Zwischen Zementsäcken und der Abrissbirne: über Hormone und flüchtende Hasen. Oder: zwei Border Collie Hündinnen in der Pubertät.
Wenn ein Welpe einzieht, wird man im besten Fall zuerst eine Phase durchlaufen, in der die Fortschritte beständig sind. Die Beziehung vertieft sich, der Lerneifer wächst, und weil alles so gut läuft, beginnt man sich zu entspannen: »War ja doch nicht so schwierig, wie alle immer gesagt haben!« Dass der Welpe, der zu diesem Zeitpunkt längst zum Junghund herangewachsen ist, nur auf diesen Moment gewartet hat, versteht sich von selbst. Während er sich in den vergangenen Monaten nämlich als Musterschüler ausgegeben hat, dem einzig und allein daran gelegen ist, seinem Menschen zu gefallen, hat er heimlich Beobachtungen angestellt und sich die Unzulänglichkeiten notiert, durch die ihm der Hundeführer aufgefallen ist. Vielleicht ist es die unsichtbare Leine, die im Freilauf schon immer ein wenig zu locker gesessen hat, vielleicht die Autorität, die mit den falschen Mitteln etabliert worden ist. Der Hund hat aber auf jeden Fall verstanden: ein besserer Zeitpunkt, um sich der auferlegten Erziehungsleitlinien zu entledigen und die eigenen Grenzen zu verschieben, wird kaum mehr kommen.

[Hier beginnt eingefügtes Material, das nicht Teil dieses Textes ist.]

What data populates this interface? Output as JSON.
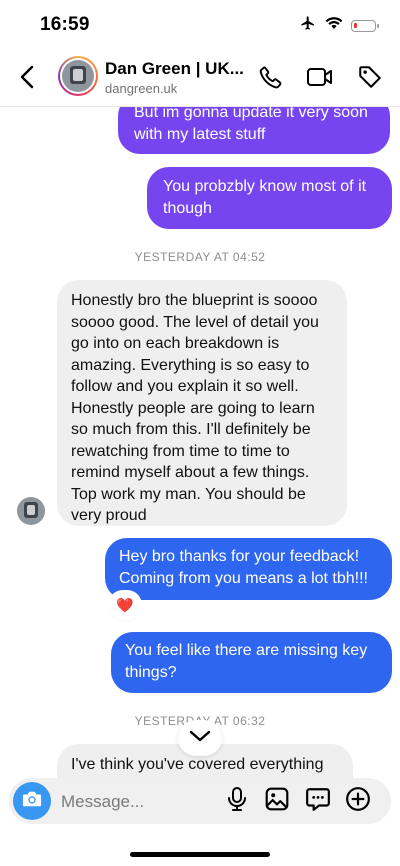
{
  "status": {
    "time": "16:59",
    "battery_level": 0.15
  },
  "header": {
    "name": "Dan Green | UK...",
    "handle": "dangreen.uk"
  },
  "messages": [
    {
      "direction": "out",
      "color": "#7745f0",
      "text": "But im gonna update it very soon with my latest stuff"
    },
    {
      "direction": "out",
      "color": "#7745f0",
      "text": "You probzbly know most of it though"
    },
    {
      "type": "timestamp",
      "text": "YESTERDAY AT 04:52"
    },
    {
      "direction": "in",
      "text": "Honestly bro the blueprint is soooo soooo good. The level of detail you go into on each breakdown is amazing. Everything is so easy to follow and you explain it so well. Honestly people are going to learn so much from this. I'll definitely be rewatching from time to time to remind myself about a few things. Top work my man. You should be very proud"
    },
    {
      "direction": "out",
      "color": "#2f66ef",
      "text": "Hey bro thanks for your feedback! Coming from you means a lot tbh!!!",
      "reaction": "❤️"
    },
    {
      "direction": "out",
      "color": "#2f66ef",
      "text": "You feel like there are missing key things?"
    },
    {
      "type": "timestamp",
      "text": "YESTERDAY AT 06:32"
    },
    {
      "direction": "in",
      "text": "I've think you've covered everything"
    }
  ],
  "composer": {
    "placeholder": "Message..."
  },
  "icons": {
    "back": "chevron-left-icon",
    "call": "phone-icon",
    "video": "video-camera-icon",
    "tag": "tag-icon",
    "camera": "camera-icon",
    "mic": "microphone-icon",
    "gallery": "image-icon",
    "sticker": "sticker-icon",
    "add": "plus-circle-icon",
    "scroll": "chevron-down-icon"
  }
}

Zugegeben ist es nicht allein die erzieherische Konsequenz, die man in Frage stellen muss, wenn der pubertierende Hund plötzlich nicht mehr hört – Cortisol und Dopamin hinterlassen nämlich auch im Gehirn von konsequent erzogenen Artgenossen ihre Spuren. Man darf sich das vielleicht ein wenig wie auf einer Großbaustelle vorstellen, an der an allen Ecken und Enden gleichzeitig gewerkelt wird, um die Effizienz zu optimieren: hier werden neue Nervenzellen aufgebaut, dort Brücken zwischen kognitiven Vorgängen und passenden Reaktionen geschlagen, dazwischen kommen immer wieder Lieferungen an, von denen niemand weiß, wer sie geordert hat. Impulsiv wird also mal dieser und mal jener Karton aufgerissen und der Inhalt – nicht weniger impulsiv – zwischen den Zementsäcken und der Abrissbirne ausgeschüttet. Bis sich die Arbeiter eingespielt haben und wissen, welches der angelieferten Hormone welchen Zweck erfüllt, braucht es eine ganze Weile – und der pubertierende Hund mindestens genauso lange, bis er nicht mehr so unberechenbar reagiert.

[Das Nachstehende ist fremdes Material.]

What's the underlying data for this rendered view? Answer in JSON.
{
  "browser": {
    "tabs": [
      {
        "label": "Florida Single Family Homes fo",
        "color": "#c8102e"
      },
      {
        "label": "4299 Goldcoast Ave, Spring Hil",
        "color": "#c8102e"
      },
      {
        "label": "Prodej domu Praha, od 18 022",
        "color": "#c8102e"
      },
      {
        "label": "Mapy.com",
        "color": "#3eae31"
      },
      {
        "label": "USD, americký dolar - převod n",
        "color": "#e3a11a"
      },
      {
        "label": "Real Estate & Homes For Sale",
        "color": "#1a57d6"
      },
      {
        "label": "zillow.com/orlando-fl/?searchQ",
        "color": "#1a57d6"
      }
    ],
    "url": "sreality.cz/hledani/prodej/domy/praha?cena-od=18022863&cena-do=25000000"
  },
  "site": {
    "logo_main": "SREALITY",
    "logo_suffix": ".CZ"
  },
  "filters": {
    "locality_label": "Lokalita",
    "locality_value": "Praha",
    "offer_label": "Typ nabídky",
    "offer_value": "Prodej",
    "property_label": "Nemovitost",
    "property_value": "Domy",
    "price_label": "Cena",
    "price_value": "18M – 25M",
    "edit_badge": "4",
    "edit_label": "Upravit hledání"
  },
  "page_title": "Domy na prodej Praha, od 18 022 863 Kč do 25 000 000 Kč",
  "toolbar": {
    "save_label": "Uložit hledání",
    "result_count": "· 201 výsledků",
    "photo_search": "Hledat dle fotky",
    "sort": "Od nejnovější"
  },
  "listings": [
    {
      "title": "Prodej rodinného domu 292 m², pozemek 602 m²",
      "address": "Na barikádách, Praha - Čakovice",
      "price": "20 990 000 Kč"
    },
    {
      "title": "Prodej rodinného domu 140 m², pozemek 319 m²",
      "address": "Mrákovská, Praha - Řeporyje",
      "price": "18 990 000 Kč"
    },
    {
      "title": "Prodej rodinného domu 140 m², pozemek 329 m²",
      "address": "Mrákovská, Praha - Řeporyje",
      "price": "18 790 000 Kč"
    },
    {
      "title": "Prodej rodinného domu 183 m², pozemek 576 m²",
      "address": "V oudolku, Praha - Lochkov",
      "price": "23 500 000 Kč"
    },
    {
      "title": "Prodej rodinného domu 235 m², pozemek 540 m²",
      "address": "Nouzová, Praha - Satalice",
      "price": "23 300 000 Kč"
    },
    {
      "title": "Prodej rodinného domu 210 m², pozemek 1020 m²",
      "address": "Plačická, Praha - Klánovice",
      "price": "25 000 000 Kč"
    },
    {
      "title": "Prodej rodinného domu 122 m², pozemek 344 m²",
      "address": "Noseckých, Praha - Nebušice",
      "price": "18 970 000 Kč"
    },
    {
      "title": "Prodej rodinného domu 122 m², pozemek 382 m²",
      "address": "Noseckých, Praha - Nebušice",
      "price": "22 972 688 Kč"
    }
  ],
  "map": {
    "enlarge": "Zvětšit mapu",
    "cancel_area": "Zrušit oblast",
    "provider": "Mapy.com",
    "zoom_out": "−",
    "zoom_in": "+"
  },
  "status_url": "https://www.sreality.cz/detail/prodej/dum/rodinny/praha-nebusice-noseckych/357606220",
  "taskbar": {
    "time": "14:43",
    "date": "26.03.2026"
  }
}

Die Jägerin und die Schlägerin
»Unberechenbar ist eigentlich das falsche Wort«, sage ich zu Dirk, als ich die beiden Hundeleinen nach der Abendrunde an den Haken hänge, »denn Unberechenbarkeit würde bedeuten, dass sich nicht einschätzen lässt, welche der beiden Hündinnen in welcher Situation welches Verhalten zeigt«. Weil Dirk genauso gut weiß, welche Verhaltensweisen ich damit meine, erwidert er darauf nichts und bleibt mit übereinander geschlagenen Beinen schweigend auf der Gartenbank sitzen. Die beiden Hündinnen derweil scheinen aber beweisen zu müssen, was gerade gesagt worden ist. Während Fate plötzlich die Ohren hebt, sich abwendet und mit lautem Gebell auf den Gartenzaun zu schießt, folgt Halo mit hoch erhobener Rute einer Spur, die quer durch die Beete verläuft. »Die Jägerin und die Schlägerin«, sage ich mit einem Nicken, »da haben wir’s!«
Über die Erlebnisse, die dem auf der Abendrunde vorausgegangen sind, berichte ich erst, als wir später am Esstisch sitzen. »Den flüchtenden Hasen habe ich erst bemerkt, als Halo schon dazu angesetzt hatte, ihm hinterher zu hetzen«, sage ich und lasse das Salatbesteck durch die Schüssel klappern, »viel zu spät, um sie noch durch Rufen zu beeindrucken«. Kauend schaut Dirk von seinem Teller auf: »Fate ist nicht mitgelaufen?« Ich muss einen Moment überlegen – genauso wie Fate kurz das Für und Wider abgewogen zu haben scheint, es ihrer Schwester gleich zu tun –, versuche mich statt der Antwort aber gleich an einer Erklärung. »Wenn man sich die gegensätzlichen Verhaltensweisen der beiden einmal genauer betrachtet – das Jagen auf der einen und das Pöbeln auf der anderen Seite –, liegt die Vermutung nahe, dass es auch hormonell ein ähnliches Ungleichgewicht gibt«, sage ich. »Du meinst, die eine hat zu viel, wovon die andere zu wenig hat?« Ich schüttle den Kopf. »Das glaube ich eigentlich nicht«, sage ich und lege die Gabel neben meinem Teller ab, »ich habe vielmehr den Eindruck, dass bereits vorhandene Verhaltensweisen durch unterschiedliche Hormone verstärkt werden«.
All the dopa-dopamine
Im Folgenden versuche ich zu erklären, dass bei pubertierenden Junghunden die Aktivität der Nebennierenrinde deutlich erhöht ist und sich im Blut deshalb auch ein Anstieg von Cortisol bemerken lässt. »Cortisol lässt den Hund aber nicht nur anfälliger für Stress werden, – und für einen tendenziell eher unsicheren Hund, wie Fate, ist jeder fremde Hund erst einmal Stress –, auch die Reaktionen fallen viel stärker aus.« Dirk hat derweil aufgegessen und beginnt, laut nachzudenken: »Lässt sich die Aussage denn nicht eins zu eins auf den flüchtenden Hasen übertragen?« Die Antwort erfolgt zwischen zwei Bissen: »Bei selbstbelohnenden Verhaltensweisen, zu denen auch das Jagdverhalten gehört, ist Dopamin von viel größerer Bedeutung«, sage ich, »und dummerweise nimmt in der Pubertät gerade die Rezeptorendichte für dieses Hormon ständig zu«. Während Dirk sich anschickt, aufzustehen und die beiden leeren Teller vom Tisch zu räumen, singt er leise vor sich hin: »You make all the dopa-dopamine …« Ich lache. Und lasse den Hasen gedanklich ziehen.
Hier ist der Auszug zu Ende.